Janki Goud

Personal information
- Born: Jabalpur, Madhya Pradesh, India

Sport
- Country: India
- Sport: Judo

Medal record
Women's Judo
Representing India
Judo Championship
| Bronze medal – third place | IBSA Judo Asian & Oceanian Championships | – |

= Janki Goud =

Indian judoka

Janki Goud is an Indian judoka. As of August 2018, she has been reported to be 23 years old. She won the bronze medal at the 2017 Asian and Oceania Judo Championships, held in Uzbekistan.

== Early life ==
Janki lost her sight at the age of 5, after contracting measles.
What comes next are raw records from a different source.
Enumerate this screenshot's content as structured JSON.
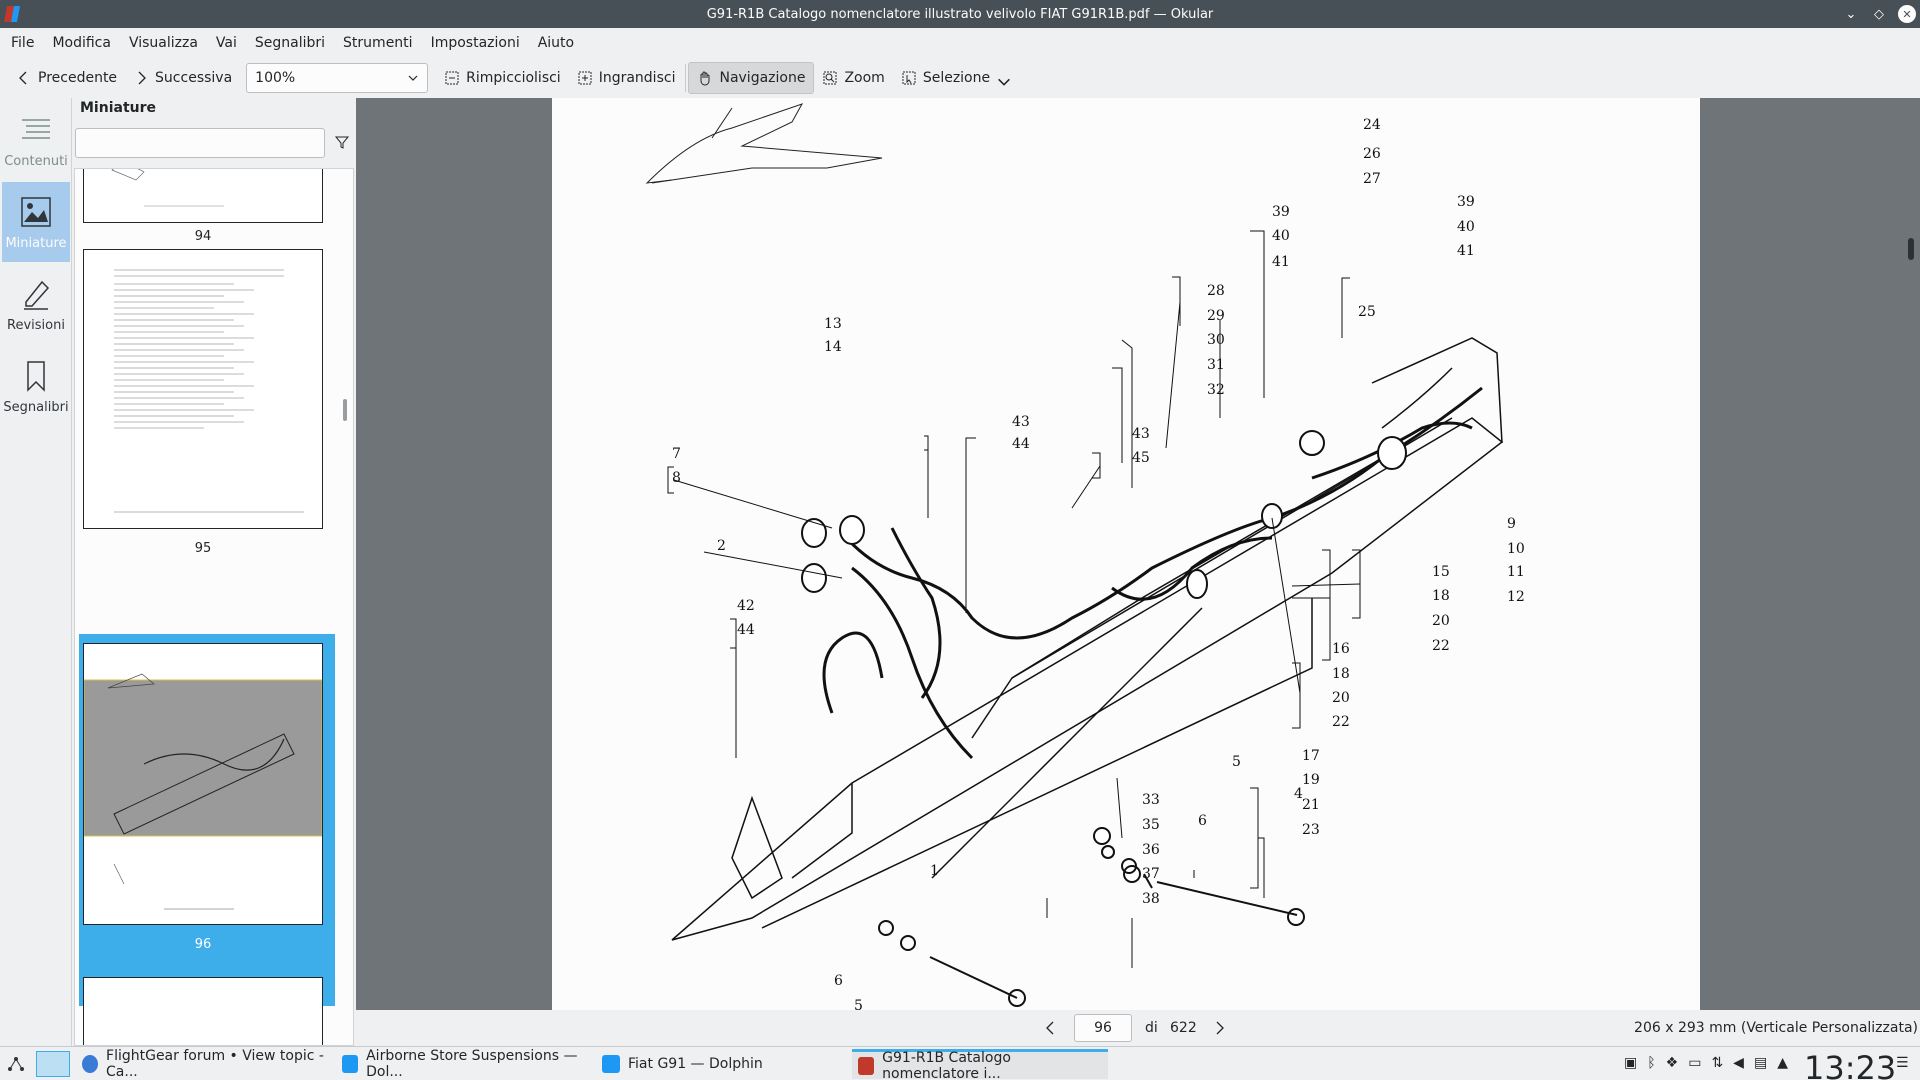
{
  "window": {
    "title": "G91-R1B Catalogo nomenclatore illustrato velivolo FIAT G91R1B.pdf — Okular"
  },
  "menu": [
    "File",
    "Modifica",
    "Visualizza",
    "Vai",
    "Segnalibri",
    "Strumenti",
    "Impostazioni",
    "Aiuto"
  ],
  "toolbar": {
    "prev": "Precedente",
    "next": "Successiva",
    "zoom": "100%",
    "zoom_out": "Rimpicciolisci",
    "zoom_in": "Ingrandisci",
    "browse": "Navigazione",
    "zoom_tool": "Zoom",
    "selection": "Selezione"
  },
  "sidebar": {
    "tabs": [
      "Contenuti",
      "Miniature",
      "Revisioni",
      "Segnalibri"
    ],
    "active": "Miniature"
  },
  "thumbnails": {
    "title": "Miniature",
    "search_placeholder": "",
    "pages": [
      "94",
      "95",
      "96"
    ]
  },
  "navigation": {
    "current_page": "96",
    "of": "di",
    "total": "622",
    "page_size": "206 x 293 mm (Verticale Personalizzata)"
  },
  "drawing_labels": [
    "1",
    "2",
    "4",
    "5",
    "5",
    "6",
    "6",
    "7",
    "8",
    "9",
    "10",
    "11",
    "12",
    "13",
    "14",
    "15",
    "16",
    "17",
    "18",
    "18",
    "19",
    "20",
    "20",
    "21",
    "22",
    "22",
    "23",
    "24",
    "25",
    "26",
    "27",
    "28",
    "29",
    "30",
    "31",
    "32",
    "33",
    "35",
    "36",
    "37",
    "38",
    "39",
    "39",
    "40",
    "40",
    "41",
    "41",
    "42",
    "43",
    "43",
    "44",
    "44",
    "45"
  ],
  "taskbar": {
    "tasks": [
      "FlightGear forum • View topic - Ca...",
      "Airborne Store Suspensions — Dol...",
      "Fiat G91 — Dolphin",
      "G91-R1B Catalogo nomenclatore i..."
    ],
    "clock": "13:23"
  },
  "colors": {
    "accent": "#3daee9",
    "titlebar": "#475057",
    "doc_background": "#6e7478"
  }
}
She received judo and self-defence training from Sightsavers, a nongovernmental organization.

== Awards and Recognition ==
She won a bronze medal at the 2017 Judo Asian & Oceania Championship held by the International Blind Sports Federation at Tashkent, Uzbekistan. She was congratulated by chief minister Shivraj Singh Chouhan in a tweet.

In 2016 and 2017, she won silver and gold medals respectively at the 4th and 5th National Judo Championship for Deaf & Blind. She won the gold medal at the 6th National Blind and Deaf Judo Championship, held in Lucknow, Uttar Pradesh in February 2018.